To find those solutions, Ryan turned to Bob Woodson, whose Center for Neighborhood Enterprise hosted Monday’s anti-poverty forum and has been working to empower neighborhood-based poverty solutions for nearly four decades.
Woodson's type of poverty fighter works hands-on in their community and "runs to the people everybody else wants to run away from" to fundamentally transform them into productive citizens.
The strategy has produced countless success stories, but has not been embraced by a federal government that prefers to measure its success by the amount of money it has doled out to the poor rather than the number of people it has brought out of poverty.
Woodson equates his experience in the war on poverty to being on a "team that has lost every year, yet doesn’t change its coach, players, or playbook" and has "all the best players on the bench."
Woodson introduced Ryan to the players at the root of those success stories on a journey that was shown in "Comeback," a miniseries by Opportunity Lives that told stories of redemption of people who had all but lost hope.
One of those players was Omar Jahwar, who Woodson found working to change the ways of gang members in a Dallas prison and challenged him to take his skills—he once negotiated a peace treaty between the Bloods and the Crips—into the community.
Jahwar now uses the gang members as his ground soldiers in the fight against gang violence in 17 Dallas public schools .
"The most effective tool in deterring violence in gangs is soldiers who are committed and unafraid, but they are usually the most underutilized because people are afraid to talk to the soldiers," said Jahwar, who spoke on a panel at the forum.
Jahwar now works extensively in Dallas with Deion Sanders, who is using his own experience of growing up with an absent father to drive his desire to help single mothers.
"It is my heartbeat and my passion to give single mothers a way up and a way out, not a handout," said Sanders, who last week held an event called Single But Not Alone, which offered resources, such as jobs they could start immediately, to single parents. "That’s how you make a comeback—not by saying ‘I have a check here that’s gonna pay this bill.’"
Ryan said the biggest battle ahead is changing the mindset in society that fighting poverty is a government job.
"What we’re trying to do is break down that mindset and say that everyone, no matter who they are, what their income is, or where they live, they can do something positive and make a difference—and actually in order for us to fix this, they have to," Ryan said. "The federal government can provide resources—and its good at that—but it can’t displace the human interactions, the personal touch that occurs when you do this at the grassroots level."
It was a consensus among the poverty fighters featured on the panel that human touch is the key to generating change in people—and that it is something a bureaucratic social worker can't offer.

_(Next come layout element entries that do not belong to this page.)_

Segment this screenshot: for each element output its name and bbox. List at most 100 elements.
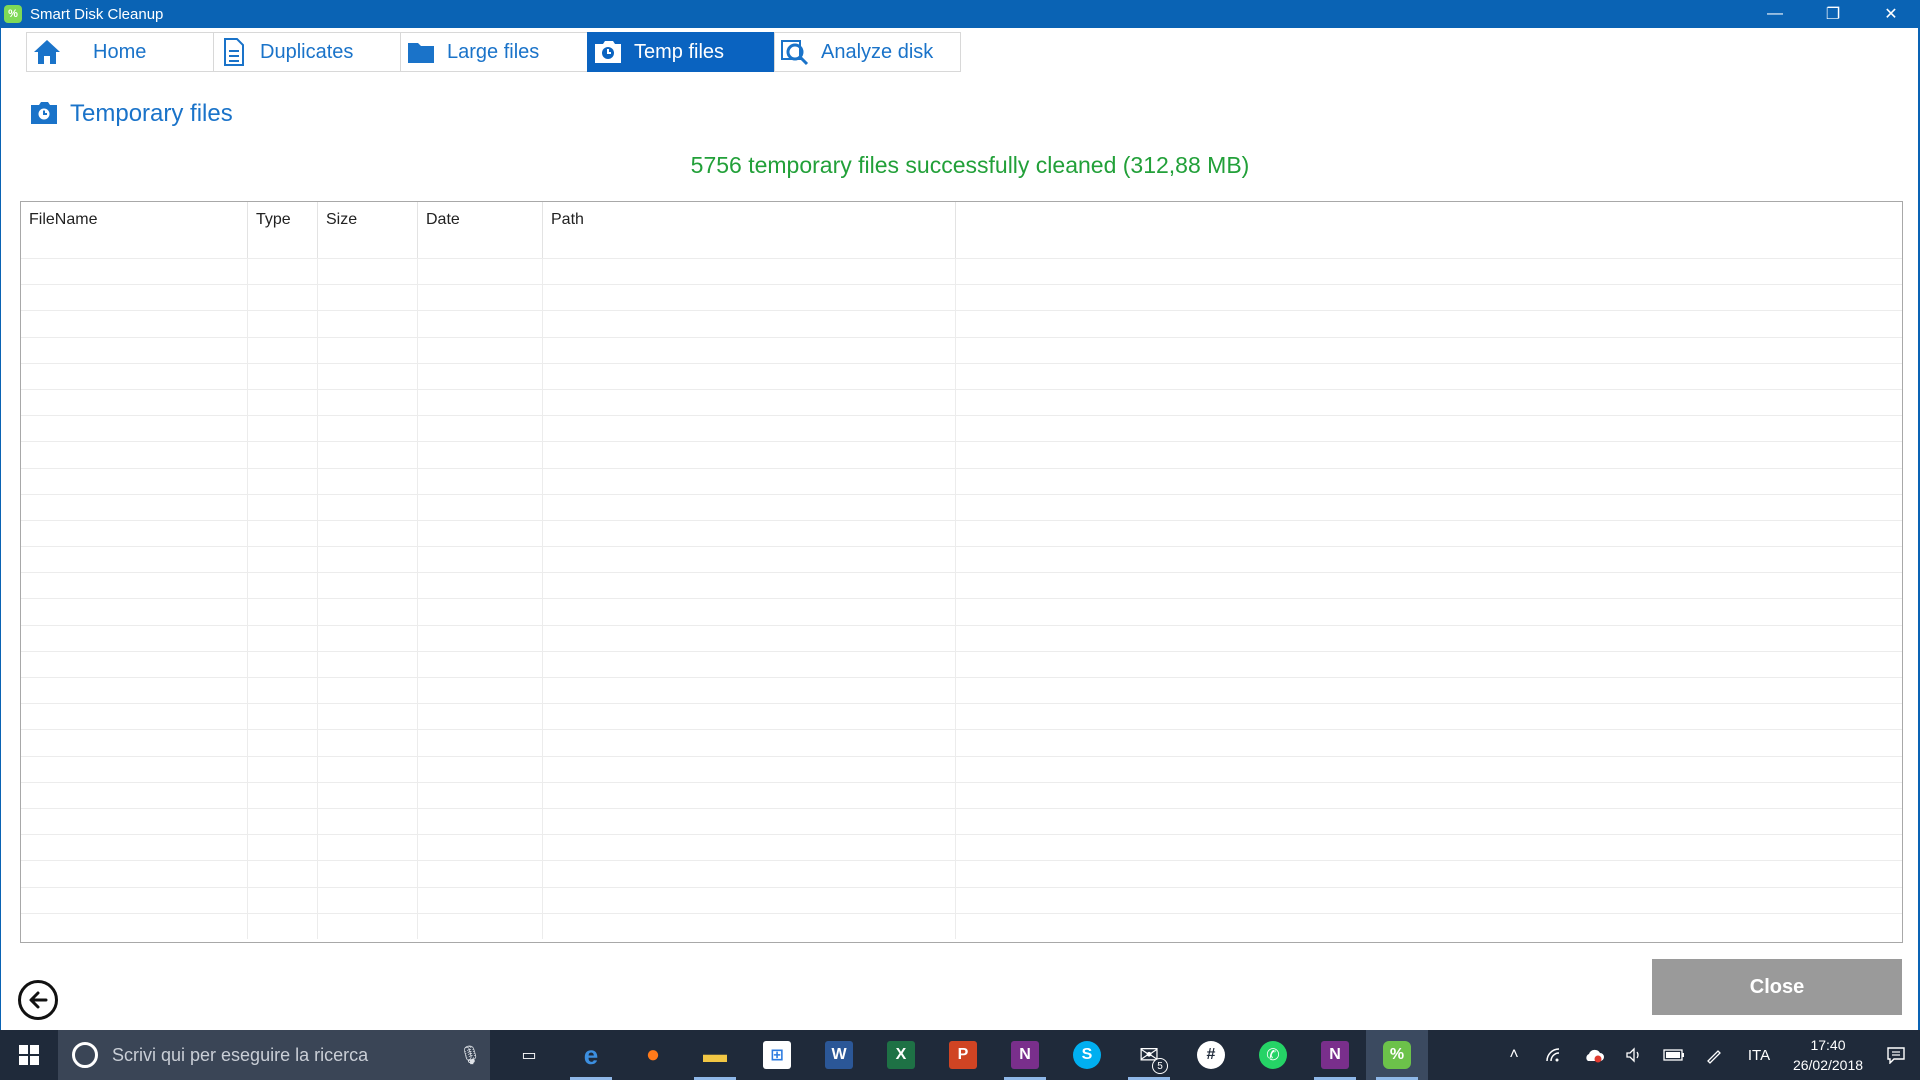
task-view-icon: ▭ <box>521 1047 537 1064</box>
app-icon: % <box>4 5 22 23</box>
table-cell <box>543 599 956 625</box>
table-cell <box>248 704 318 730</box>
smart-disk-cleanup-icon: % <box>1383 1041 1411 1069</box>
taskbar-app-firefox[interactable]: ● <box>622 1030 684 1080</box>
column-header-filename[interactable]: FileName <box>21 202 248 258</box>
table-cell <box>318 547 418 573</box>
table-cell <box>21 704 248 730</box>
table-cell <box>418 416 543 442</box>
table-cell <box>318 756 418 782</box>
table-cell <box>956 783 1902 808</box>
taskbar-app-powerpoint[interactable]: P <box>932 1030 994 1080</box>
show-hidden-icons-chevron-icon[interactable]: ˄ <box>1494 1030 1534 1080</box>
table-cell <box>543 808 956 835</box>
table-cell <box>248 651 318 677</box>
volume-icon[interactable] <box>1614 1030 1654 1080</box>
slack-icon: # <box>1197 1041 1225 1069</box>
tab-home[interactable]: Home <box>26 32 213 72</box>
table-cell <box>248 416 318 442</box>
table-cell <box>543 625 956 651</box>
cloud-sync-icon[interactable] <box>1574 1030 1614 1080</box>
table-cell <box>21 337 248 363</box>
task-view-button[interactable]: ▭ <box>498 1030 560 1080</box>
table-row <box>21 886 1902 913</box>
microphone-icon[interactable]: 🎙 <box>450 1045 490 1066</box>
taskbar-app-skype[interactable]: S <box>1056 1030 1118 1080</box>
taskbar-app-whatsapp[interactable]: ✆ <box>1242 1030 1304 1080</box>
tab-temp-files[interactable]: Temp files <box>587 32 774 72</box>
back-button[interactable] <box>18 980 58 1020</box>
table-cell <box>543 547 956 573</box>
table-cell <box>318 416 418 442</box>
taskbar-app-mail[interactable]: ✉ 5 <box>1118 1030 1180 1080</box>
wifi-icon[interactable] <box>1534 1030 1574 1080</box>
column-header-size[interactable]: Size <box>318 202 418 258</box>
column-header-type[interactable]: Type <box>248 202 318 258</box>
action-center-button[interactable] <box>1872 1030 1920 1080</box>
table-cell <box>318 389 418 416</box>
table-body <box>21 258 1902 939</box>
table-cell <box>418 599 543 625</box>
table-cell <box>248 311 318 337</box>
table-cell <box>956 704 1902 729</box>
store-icon: ⊞ <box>763 1041 791 1069</box>
battery-icon[interactable] <box>1654 1030 1694 1080</box>
column-header-date[interactable]: Date <box>418 202 543 258</box>
table-cell <box>543 835 956 861</box>
pen-icon[interactable] <box>1694 1030 1734 1080</box>
table-cell <box>248 468 318 494</box>
table-cell <box>418 337 543 363</box>
table-row <box>21 441 1902 468</box>
table-cell <box>248 363 318 389</box>
taskbar-app-excel[interactable]: X <box>870 1030 932 1080</box>
table-cell <box>418 835 543 861</box>
table-cell <box>418 651 543 677</box>
taskbar-app-edge[interactable]: e <box>560 1030 622 1080</box>
onenote-icon: N <box>1011 1041 1039 1069</box>
restore-button[interactable]: ❐ <box>1804 0 1862 28</box>
column-header-path[interactable]: Path <box>543 202 956 258</box>
table-cell <box>21 442 248 468</box>
table-cell <box>418 468 543 494</box>
table-row <box>21 781 1902 808</box>
table-cell <box>318 913 418 939</box>
notification-icon <box>1887 1047 1905 1064</box>
table-cell <box>21 808 248 835</box>
table-cell <box>956 311 1902 336</box>
input-language[interactable]: ITA <box>1734 1047 1784 1064</box>
table-cell <box>418 494 543 520</box>
table-cell <box>543 573 956 599</box>
minimize-button[interactable]: — <box>1746 0 1804 28</box>
tab-label: Temp files <box>634 40 725 63</box>
table-cell <box>318 808 418 835</box>
table-cell <box>543 259 956 285</box>
taskbar-app-slack[interactable]: # <box>1180 1030 1242 1080</box>
taskbar: Scrivi qui per eseguire la ricerca 🎙 ▭ e… <box>0 1030 1920 1080</box>
table-cell <box>543 442 956 468</box>
table-cell <box>543 756 956 782</box>
close-window-button[interactable]: ✕ <box>1862 0 1920 28</box>
table-cell <box>248 861 318 887</box>
table-cell <box>21 494 248 520</box>
close-button[interactable]: Close <box>1652 959 1902 1015</box>
taskbar-app-word[interactable]: W <box>808 1030 870 1080</box>
table-cell <box>418 520 543 547</box>
table-cell <box>318 887 418 913</box>
taskbar-app-onenote[interactable]: N <box>994 1030 1056 1080</box>
taskbar-app-store[interactable]: ⊞ <box>746 1030 808 1080</box>
table-row <box>21 493 1902 520</box>
tab-analyze-disk[interactable]: Analyze disk <box>774 32 961 72</box>
tab-duplicates[interactable]: Duplicates <box>213 32 400 72</box>
skype-icon: S <box>1073 1041 1101 1069</box>
taskbar-app-onenote-2016[interactable]: N <box>1304 1030 1366 1080</box>
taskbar-app-smart-disk-cleanup[interactable]: % <box>1366 1030 1428 1080</box>
table-cell <box>318 678 418 704</box>
table-cell <box>318 520 418 547</box>
start-button[interactable] <box>0 1030 58 1080</box>
taskbar-search-box[interactable]: Scrivi qui per eseguire la ricerca 🎙 <box>58 1030 490 1080</box>
tab-large-files[interactable]: Large files <box>400 32 587 72</box>
table-cell <box>418 625 543 651</box>
taskbar-app-file-explorer[interactable]: ▬ <box>684 1030 746 1080</box>
tab-label: Duplicates <box>260 40 354 63</box>
clock[interactable]: 17:40 26/02/2018 <box>1784 1035 1872 1075</box>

"People want to be humanly touched," said Curtis Watkins, who runs a prison-reentry program in Washington, D.C. "We offer that ingredient and it allows people to know that we care about them beyond 9-5. I don't treat the people I am working for as clients—they are friends, fathers, husbands. They are people."
Jahwar calls it an "intrusive model," saying he doesn't send anybody into the restroom to pee in a cup—he goes into the restroom with them.
"You cannot get critical behavior change by treating somebody at arms' length," Jahwar said.
Despite the overwhelming success of all the programs showcased, they are short on funding and have resorted to tactics such as building furniture and selling it to stay in operation. Others rely on charitable donations.
Multiple members of the panel said that the resistance to supporting new tactics in the war on poverty is due to the amount of money that is being made off the current status quo.
"People don't understand how entrenched the poverty industry is in maintaining their control," Woodson said. "There is no rush to come to us now that we have passed the validation test and say, ‘Here is the investment in this great idea of yours.’"
Buster Soaries, former secretary of state of New Jersey, said there is a major difference between Woodson's poverty fighters and a poverty industry that needs to keep people in poverty.
"There is an assumption in each of you that every caterpillar can be a butterfly," Soaries told the panel. "But there is an industry that needs caterpillars to stay caterpillars. There is a vested interest for them in keeping caterpillars."
Sanders also faulted those that are charting the course of current public policy but have never been on the ground in the area they are trying to fix.
"Often times the people that are making these crazy decisions have never set foot in the inner-city unless its for a photo op, and that’s what I have a problem with," said Sanders, who praised Ryan for being "genuine and authentic" about his desire to "provoke change."
"We are really trying to provoke change, and we will provoke change," Sanders said. "But if we could have more help and assistance we could do it expeditiously."